Selain semua itu ada
kewajiban zakat atas orang-orang yang hartanya mencapai nishab dan haul. Zakat
adalah pilar Islam ketiga setelah Syahadat dan menegakkan shalat yang harus
ditunaikan. Dalam sebuah hadist diterangkan “ Akan bebas dari kebakhilan
seorang yang menunaikan zakat, menjamu tamu serta memberi ketika ada bencana “.
Dan orang yang dibebaskan dari kebakhilan adalah orang-orang yang beruntung (
Q.S. Al-Hasyr : 9 ).
Ada memang beberapa orang
yang meninfaqwkan harta bendanya melebihi semua itu, dikisahkan bahwa Imam
al-Llaits ( Mesir ) – mempunyai kekayaan yang sebanding dengan Imam Malik (
Madinah ) – termasuk orang-orang kaya diantara kaum mmuslimin, incomenya dalam
setahun mencapai delapan puluh ribu dinar, tetapi beliau tidak pernah terkena
kewajiban zakat sama sekali, karena beliau tidak menunggu satu tahun ( haul )
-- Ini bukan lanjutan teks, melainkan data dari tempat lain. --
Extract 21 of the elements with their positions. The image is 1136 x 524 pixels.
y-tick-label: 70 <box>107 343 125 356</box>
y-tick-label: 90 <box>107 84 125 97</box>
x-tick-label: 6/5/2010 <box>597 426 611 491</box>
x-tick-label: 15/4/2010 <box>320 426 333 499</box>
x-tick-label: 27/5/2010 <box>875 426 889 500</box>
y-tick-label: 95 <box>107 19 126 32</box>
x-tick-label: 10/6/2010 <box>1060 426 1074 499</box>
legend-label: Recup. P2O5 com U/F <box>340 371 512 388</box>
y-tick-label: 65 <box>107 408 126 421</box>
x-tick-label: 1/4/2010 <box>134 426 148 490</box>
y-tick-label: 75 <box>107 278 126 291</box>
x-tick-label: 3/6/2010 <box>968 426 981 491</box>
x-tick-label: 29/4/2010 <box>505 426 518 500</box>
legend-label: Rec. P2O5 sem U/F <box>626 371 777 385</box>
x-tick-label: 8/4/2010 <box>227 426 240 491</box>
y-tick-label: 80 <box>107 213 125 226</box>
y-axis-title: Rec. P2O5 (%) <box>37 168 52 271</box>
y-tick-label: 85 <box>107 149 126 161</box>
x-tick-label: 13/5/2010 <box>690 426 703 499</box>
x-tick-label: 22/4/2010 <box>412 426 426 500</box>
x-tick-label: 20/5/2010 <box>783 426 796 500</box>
untuk berinfaq, beliau selalu berinfaq dari hasil yang beliau dapatkan. Harta
berasal dari Allah, dan dikembalikan untuk kemashlahatan hamba-hamba Allah. Ketika
seoang perempuan datang meminta sedikit madu untuk makanan, maka beliau
menyuruh pembantunya memberikan satu tong besar madu. Ketika seseorang bertanya
kepada beliau “ Mengapa anda memberi begitu banyak, padahal ia hanya meminta
sedikit untuk keperluan makanannya ? “, beliau menjawab “ Orang lain meminta
sesuai keperluannya, dan kita memberi seseuai rizqi yang diberikan Allah kepada
kita “. Abdullah bin Ja’far bin Abi Thalib juga termasuk orang yang sangat
dermawan, beliau tidak pernah menolak seorang pun yang meminta kepadanya,
ketika ada beberapa orang bakhil yang mencelanya, beliau menjawab “
sesungguhnya Allah mempunyai satu kebiasaan kepadaku, dan aku juga senang
mempunyai satu kebiasaan kepada hamba-hamba Allah. Allah biasa memebrikan
kepadaku kenikmatan, karena itu aku membiasakan diriku untuk memebrikan harta
kepada orang lain, jika aku berhenti dari kebiasan ini, sungguh aku khawatir
Allah akan menghentikan kebiasaan memberi-Nya kepadaku “.
Demikianlah generasi
salaf kita, mereka tidak bakhil dalam infaq di jalan Allah, ketika seseorang
menyumbang setumpukan perak di jalan Allah, ada yang mengatakan “ Tidak ada
kebaikan bila anda berlebih-lebihan dalam infaq
“, maka orang itu menjawab “ Tidak ada istilah berlebih-lebihan dalam
kebaikan “ Dalam sebuah peperangan Umar membelanjakan separo dari harta
kekayaannya, ia beranggapan tidak ada orang lian yang melebihinya dlam infaq,
ketika datang Abu Bakar ternyata membawa semua harta bendanya untuk diinfaqkan
di jalan Allah, ketika ditanya “ Apa yang kamu tinggalkan untuk keluargamu ? “
dengan mantap menjawab “ Aku tinggalkan bagi mereka Allah dan rasul-Nya “. Jadi
tidak ada yang tersisa dari harta bendanya. Hal ini boleh dilakukan bila memang
seseorang mempunyai keyakinan dan tawakkal yang bulat kepada Allah serta
keluarganya juga mempunyai kesiapan mental dan kesabaran sepertinya, kalau
tidak ya jangan demikian, kaarena akan mendapatkan tantangan dari keluarganya
sendiri.
Orang seperti Abu Bakar
dan para shahabat lainnya sangat yakin dan percaya bahwa Allah tidak akan
menyia-nyiakan mereka sama sekali “ Tidak akan berkurang harta benda dengan
dishadaqahkan “ ( H. R. Ahmad ). Allah juga menjamin bahwa barang siapa yang
berinfaq di jalan Allah pasti akan diganti ( Q.S. Saba’ : 39 ) Syaithan
menjanjikan ( menakut-nakuti kita dengan ) kefakiran ( bila kita infaq di jalan
Allah ), dan Allah menjanjikan ampunan ( di akhirat bila kita infaq ) serta kelapangan ( rizqi di
dunia ) dan Allah itu Maha Luas ( karunianya ) lagi Maha Mengetahui. ( Q.S.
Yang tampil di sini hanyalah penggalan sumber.